Interfax-Ukraine
13:03 20.03.2015

Savchenko feels fine despite hunger strike – Federal Penitentiary Service

2 min read
Savchenko feels fine despite hunger strike – Federal Penitentiary Service

Doctors are monitoring Ukrainian citizen Nadia Savchenko, who is in custody. She feels fine, but she will be transferred to a medical establishment if her health deteriorates," Oleg Korshunov, deputy director of the Russian Federal Penitentiary Service, told reporters.
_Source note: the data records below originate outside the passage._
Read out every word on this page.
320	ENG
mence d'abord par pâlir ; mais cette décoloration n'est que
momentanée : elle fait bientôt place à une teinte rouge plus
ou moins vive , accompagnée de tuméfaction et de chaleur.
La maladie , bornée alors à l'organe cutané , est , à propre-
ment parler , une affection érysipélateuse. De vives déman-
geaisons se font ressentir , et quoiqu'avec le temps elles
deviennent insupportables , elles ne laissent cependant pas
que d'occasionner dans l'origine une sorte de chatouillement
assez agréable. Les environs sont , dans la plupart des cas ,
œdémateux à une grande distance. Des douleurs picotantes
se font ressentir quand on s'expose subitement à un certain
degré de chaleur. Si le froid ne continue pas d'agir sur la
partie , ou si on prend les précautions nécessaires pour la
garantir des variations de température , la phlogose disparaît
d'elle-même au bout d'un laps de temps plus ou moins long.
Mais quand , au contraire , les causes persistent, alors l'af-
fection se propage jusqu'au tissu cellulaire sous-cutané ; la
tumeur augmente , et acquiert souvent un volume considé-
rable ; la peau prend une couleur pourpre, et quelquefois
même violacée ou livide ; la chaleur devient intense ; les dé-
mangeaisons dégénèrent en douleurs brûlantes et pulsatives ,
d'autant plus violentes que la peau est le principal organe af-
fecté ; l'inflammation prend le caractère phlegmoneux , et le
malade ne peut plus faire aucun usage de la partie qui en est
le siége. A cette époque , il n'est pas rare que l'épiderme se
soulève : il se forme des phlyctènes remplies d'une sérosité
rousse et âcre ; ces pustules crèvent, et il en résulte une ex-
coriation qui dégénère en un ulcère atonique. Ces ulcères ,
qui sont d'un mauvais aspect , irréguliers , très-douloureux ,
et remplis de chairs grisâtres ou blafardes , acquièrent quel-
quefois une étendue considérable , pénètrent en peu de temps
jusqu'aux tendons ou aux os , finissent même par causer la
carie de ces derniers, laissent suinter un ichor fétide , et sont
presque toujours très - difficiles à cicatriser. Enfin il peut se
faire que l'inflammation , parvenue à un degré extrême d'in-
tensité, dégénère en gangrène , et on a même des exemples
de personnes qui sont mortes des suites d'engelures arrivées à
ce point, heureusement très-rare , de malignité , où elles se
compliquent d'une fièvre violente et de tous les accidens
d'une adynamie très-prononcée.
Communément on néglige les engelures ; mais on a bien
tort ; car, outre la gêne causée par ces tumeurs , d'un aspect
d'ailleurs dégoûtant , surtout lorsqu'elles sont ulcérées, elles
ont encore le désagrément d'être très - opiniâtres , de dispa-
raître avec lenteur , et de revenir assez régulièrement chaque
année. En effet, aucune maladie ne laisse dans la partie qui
"She is under close daily observation. If, God forbid, there is even the slightest deterioration, she will immediately be transferred to hospital," Korshunov told reporters on Friday.

If Savchenko is hospitalized, she will be assisted by regular doctors, not Federal Penitentiary Service officials, he said.

Korshunov said that Savchenko is not losing much weight and feels fine, despite the hunger strike.

"Her blood pressure and blood sugar levels are being tested regularly. The tests are normal," Korshunov said.

Savchenko has been under arrest at a Moscow detention facility since July 2014 on charges of complicity in the killing of Russian journalists Igor Kornelyuk and Anton Voloshin in southeastern Ukraine, which she has denied.

Since she was detained, she has been elected a member of the Ukrainian parliament and a member of the Ukrainian delegation to the Parliamentary Assembly of the Council of Europe. Ukraine has been demanding her release.

She went on a hunger strike on December 12, 2014 in protest against her arrest. On March 5, 2015, she agreed to consume broth after her condition deteriorated. She later resumed the hunger strike.